In the housing dataset we have many numerical values and most of the methods we have explored so far work fine. For example, the mean of a column of numbers is well defined. 

How do we deal with non-numeric value? In fact, what are non-numeric values? 

![pen](https://findicons.com/files/icons/766/base_software/128/pencil3.png)

Answer all of these questions, each in its own markdown cell:


* what is an ordinal number?
    
    An ordinal number is a categorical variable where the categories have a meaningful order or ranking. Two nearby values are more similar than two distant values. For example in the textbook, for ordered categories such as “bad”, “average”, “good”, and “excellent”. "good" and "excellent are nearby and they are more similar. But for the housing case the ocean_proximity doesn't follow that.

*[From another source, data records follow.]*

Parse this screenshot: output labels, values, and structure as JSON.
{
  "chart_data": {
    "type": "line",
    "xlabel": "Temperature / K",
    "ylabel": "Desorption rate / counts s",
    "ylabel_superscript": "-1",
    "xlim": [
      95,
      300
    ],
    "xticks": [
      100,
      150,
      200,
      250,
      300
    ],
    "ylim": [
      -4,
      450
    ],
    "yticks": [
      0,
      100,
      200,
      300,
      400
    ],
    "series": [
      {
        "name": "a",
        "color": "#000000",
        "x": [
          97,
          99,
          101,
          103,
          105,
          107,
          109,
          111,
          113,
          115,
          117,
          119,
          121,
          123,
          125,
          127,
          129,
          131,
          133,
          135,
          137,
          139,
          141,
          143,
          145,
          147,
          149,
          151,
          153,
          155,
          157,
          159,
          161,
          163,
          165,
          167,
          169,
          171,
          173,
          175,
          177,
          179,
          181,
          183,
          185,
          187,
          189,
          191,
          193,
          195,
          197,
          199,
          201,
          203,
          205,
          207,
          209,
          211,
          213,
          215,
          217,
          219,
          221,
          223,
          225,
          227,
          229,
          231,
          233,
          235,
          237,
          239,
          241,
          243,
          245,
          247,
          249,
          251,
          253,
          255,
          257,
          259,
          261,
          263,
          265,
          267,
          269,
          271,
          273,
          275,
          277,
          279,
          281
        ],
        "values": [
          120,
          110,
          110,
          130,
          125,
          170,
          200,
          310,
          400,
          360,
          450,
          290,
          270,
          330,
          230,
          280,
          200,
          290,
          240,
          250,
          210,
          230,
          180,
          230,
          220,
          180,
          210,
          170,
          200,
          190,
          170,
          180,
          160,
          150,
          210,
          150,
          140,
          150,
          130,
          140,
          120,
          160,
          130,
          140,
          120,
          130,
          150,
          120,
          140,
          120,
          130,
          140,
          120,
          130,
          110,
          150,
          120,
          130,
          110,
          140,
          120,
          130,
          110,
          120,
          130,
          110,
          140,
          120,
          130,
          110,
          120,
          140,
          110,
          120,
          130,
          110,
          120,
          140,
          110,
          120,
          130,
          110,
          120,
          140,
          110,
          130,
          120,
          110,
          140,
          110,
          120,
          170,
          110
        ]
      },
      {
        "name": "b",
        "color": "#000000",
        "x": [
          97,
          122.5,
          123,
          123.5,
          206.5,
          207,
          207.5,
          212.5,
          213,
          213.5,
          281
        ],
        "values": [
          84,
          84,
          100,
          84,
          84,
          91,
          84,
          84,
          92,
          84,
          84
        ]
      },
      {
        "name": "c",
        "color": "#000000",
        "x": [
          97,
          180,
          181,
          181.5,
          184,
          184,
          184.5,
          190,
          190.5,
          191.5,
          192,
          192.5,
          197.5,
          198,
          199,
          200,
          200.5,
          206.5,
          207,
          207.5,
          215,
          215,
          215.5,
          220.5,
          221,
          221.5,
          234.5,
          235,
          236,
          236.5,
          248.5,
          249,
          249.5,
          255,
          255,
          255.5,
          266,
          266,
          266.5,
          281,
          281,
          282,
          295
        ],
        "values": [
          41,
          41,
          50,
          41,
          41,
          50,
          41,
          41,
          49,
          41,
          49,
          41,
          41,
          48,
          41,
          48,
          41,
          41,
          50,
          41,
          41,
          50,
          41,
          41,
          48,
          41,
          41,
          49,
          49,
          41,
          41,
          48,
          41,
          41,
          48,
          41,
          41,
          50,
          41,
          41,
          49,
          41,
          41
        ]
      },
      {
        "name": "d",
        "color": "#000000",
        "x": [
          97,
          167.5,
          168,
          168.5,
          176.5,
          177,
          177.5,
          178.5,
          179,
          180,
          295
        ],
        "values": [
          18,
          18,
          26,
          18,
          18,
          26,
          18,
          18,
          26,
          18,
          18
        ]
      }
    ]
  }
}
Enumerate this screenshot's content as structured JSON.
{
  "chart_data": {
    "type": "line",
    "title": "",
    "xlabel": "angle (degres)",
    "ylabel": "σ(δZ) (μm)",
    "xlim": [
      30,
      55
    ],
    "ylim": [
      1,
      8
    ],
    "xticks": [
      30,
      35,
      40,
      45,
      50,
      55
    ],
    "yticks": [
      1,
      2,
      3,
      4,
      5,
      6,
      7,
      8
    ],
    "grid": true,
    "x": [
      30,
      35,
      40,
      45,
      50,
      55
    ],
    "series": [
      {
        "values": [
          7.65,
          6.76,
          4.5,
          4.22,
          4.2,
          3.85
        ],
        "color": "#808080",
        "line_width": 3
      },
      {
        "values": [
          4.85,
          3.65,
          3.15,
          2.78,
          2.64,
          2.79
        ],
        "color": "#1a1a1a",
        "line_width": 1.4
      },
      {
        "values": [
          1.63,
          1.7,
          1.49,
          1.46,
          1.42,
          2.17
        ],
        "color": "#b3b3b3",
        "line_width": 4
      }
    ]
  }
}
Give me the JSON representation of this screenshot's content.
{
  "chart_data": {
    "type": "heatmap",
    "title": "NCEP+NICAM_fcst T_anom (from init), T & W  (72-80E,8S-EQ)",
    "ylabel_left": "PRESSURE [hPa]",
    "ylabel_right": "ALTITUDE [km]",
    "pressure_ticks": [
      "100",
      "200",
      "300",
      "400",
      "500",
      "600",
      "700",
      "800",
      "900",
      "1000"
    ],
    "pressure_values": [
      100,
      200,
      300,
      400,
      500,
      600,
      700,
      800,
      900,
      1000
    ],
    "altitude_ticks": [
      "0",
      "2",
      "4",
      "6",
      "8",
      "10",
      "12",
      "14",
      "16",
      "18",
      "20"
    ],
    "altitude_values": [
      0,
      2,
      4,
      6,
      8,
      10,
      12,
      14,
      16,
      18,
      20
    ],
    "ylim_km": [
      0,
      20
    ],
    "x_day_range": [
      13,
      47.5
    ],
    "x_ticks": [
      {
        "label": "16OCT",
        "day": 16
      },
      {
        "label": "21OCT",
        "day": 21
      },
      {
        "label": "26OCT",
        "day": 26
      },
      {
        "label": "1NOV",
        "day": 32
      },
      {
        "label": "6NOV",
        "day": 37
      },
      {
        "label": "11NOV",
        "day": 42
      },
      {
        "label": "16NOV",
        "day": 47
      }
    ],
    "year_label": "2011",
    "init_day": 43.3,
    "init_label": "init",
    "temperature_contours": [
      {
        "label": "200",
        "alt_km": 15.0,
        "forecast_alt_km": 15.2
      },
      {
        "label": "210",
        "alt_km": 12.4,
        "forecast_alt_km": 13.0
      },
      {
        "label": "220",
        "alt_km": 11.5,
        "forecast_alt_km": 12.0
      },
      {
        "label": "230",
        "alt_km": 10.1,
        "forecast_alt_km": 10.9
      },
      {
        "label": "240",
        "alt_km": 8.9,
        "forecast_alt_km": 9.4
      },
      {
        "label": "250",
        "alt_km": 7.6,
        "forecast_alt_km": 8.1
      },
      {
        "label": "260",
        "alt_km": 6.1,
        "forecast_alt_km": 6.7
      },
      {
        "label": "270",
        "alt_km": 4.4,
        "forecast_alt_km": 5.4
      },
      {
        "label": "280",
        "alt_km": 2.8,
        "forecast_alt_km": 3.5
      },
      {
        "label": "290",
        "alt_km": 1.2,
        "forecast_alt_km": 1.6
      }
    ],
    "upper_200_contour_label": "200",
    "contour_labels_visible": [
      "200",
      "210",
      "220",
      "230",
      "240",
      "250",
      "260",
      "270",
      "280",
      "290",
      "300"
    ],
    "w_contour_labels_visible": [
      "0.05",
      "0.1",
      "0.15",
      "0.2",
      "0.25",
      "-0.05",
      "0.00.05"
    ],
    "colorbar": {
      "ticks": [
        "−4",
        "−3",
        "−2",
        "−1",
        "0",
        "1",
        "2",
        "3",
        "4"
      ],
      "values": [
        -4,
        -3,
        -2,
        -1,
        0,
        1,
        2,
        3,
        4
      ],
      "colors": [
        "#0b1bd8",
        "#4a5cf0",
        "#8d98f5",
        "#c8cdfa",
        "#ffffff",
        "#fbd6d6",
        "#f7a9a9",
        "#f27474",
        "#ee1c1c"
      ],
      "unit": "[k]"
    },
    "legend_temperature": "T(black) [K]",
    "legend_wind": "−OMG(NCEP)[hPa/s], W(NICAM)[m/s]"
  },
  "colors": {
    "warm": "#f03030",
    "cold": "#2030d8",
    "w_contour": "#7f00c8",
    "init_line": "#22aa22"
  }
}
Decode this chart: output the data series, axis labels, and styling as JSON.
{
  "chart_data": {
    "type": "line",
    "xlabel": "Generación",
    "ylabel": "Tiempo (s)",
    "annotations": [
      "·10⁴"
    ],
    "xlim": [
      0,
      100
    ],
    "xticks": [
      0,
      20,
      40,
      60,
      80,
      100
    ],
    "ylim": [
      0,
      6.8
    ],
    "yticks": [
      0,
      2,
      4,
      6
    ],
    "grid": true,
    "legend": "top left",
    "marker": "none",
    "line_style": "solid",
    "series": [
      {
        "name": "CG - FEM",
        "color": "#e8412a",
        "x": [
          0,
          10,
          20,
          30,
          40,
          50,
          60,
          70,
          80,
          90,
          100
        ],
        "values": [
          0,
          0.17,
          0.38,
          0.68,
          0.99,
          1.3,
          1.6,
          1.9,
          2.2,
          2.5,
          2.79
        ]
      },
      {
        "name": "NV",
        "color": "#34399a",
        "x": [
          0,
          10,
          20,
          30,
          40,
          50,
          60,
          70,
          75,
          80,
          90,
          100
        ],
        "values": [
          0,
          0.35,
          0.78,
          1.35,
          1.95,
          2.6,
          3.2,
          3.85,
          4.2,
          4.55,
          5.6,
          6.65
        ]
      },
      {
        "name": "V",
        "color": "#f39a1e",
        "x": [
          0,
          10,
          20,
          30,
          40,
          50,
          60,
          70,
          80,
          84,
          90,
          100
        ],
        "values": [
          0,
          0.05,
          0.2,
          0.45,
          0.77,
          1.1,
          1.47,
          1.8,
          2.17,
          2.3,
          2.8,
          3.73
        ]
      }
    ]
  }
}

* what is a cardinal number?

    The cardinal numbers are the numbers that are used for counting something. Such as "three apples" the 3 is a cardinal number. The basic cardinal numbers are typically the positive integers.




* how do ordinal and cardinal numbers differ fundamentally from an integer?

    **Integers** are whole numbers that can be positive, negative, or zero. They are just values. 
    
    **Cardinal numbers** represent the quantity or size of a set and answer the question "how many?" or "how much?" 
    
    **Ordinal numbers** represent the order or position of an element in a sequence. Examples of ordinal numbers include 1st, 2nd, 3rd, 4th, and so on.


* what is a nominal number?

    Nominal number is more like a tag and not to denote an actual value or quantity. like the number on the back of a player's basketball shirt. A number used to identify someone or something.

* in data science, what is "encoding"?

    In data science, "encoding" refers to the process of converting categorical data or text-based data into a numerical format that can be used for machine learning algorithms.

* does scikit-learn contain libraries for ordinal encoding? is it the same as one-hot encoding? explain

    Yes it have ordinal encoding. But it is different from one-hot encoding. But they serve for different categories.
    
    **Ordinal encoding** is used when there is a meaningful order among the categories, and preserving this order is important. like “bad”, “average”, “good”, and “excellent” case.
    
    **One-hot encoding** is used for nominal data which means the order are meaningless, and it represents each category as a binary vector. like
    
    ```
    array([[0., 0., 0., 1., 0.],[1., 0., 0., 0., 0.], [0., 1., 0., 0., 0.], ...,
    [0., 0., 0., 0., 1.], [1., 0., 0., 0., 0.], [0., 0., 0., 0., 1.]])
    ```



* when and why would we use encoding as part of the data preparation within the ML pipeline?

    Encoding is performed during the data preprocessing phase after imputing with strategy most frequent. The reason why we use encoding as part of the data preparation is that it handled categorical data make it learnable for the model and dealing with ordinal categorical features helps preserve the order of categories. Proper encoding contributes to the accuracy, effectiveness, and interpretability of the resulting models.

* when would you use `MinMaxScalar` versus `StandardScalar`? what's the point of these libraries? 

    For `MinMaxScalar`, also called normalization is used when the features have different ranges. And you want to preserve the relationship because the models are tend to ignore the smaller range. For example in textbook case the tot_num_bedrooms is larger than median_income so that the model may ignore the median_income feature. It will be affected by the outliers.

    For `StandardScalar`, also called standardization is used when you have outliers. First it subtracts the mean value (so standardized values have a zero mean). then it divides the result by the standard deviation (so standardized values have a standard deviation equal to 1). But for this one you can't not control the range of the data.

    As I mentioned before models are more likely affect by the different range of the features. These libraries can  deal with datasets with features of varying magnitudes. So that all features can be considered by the models.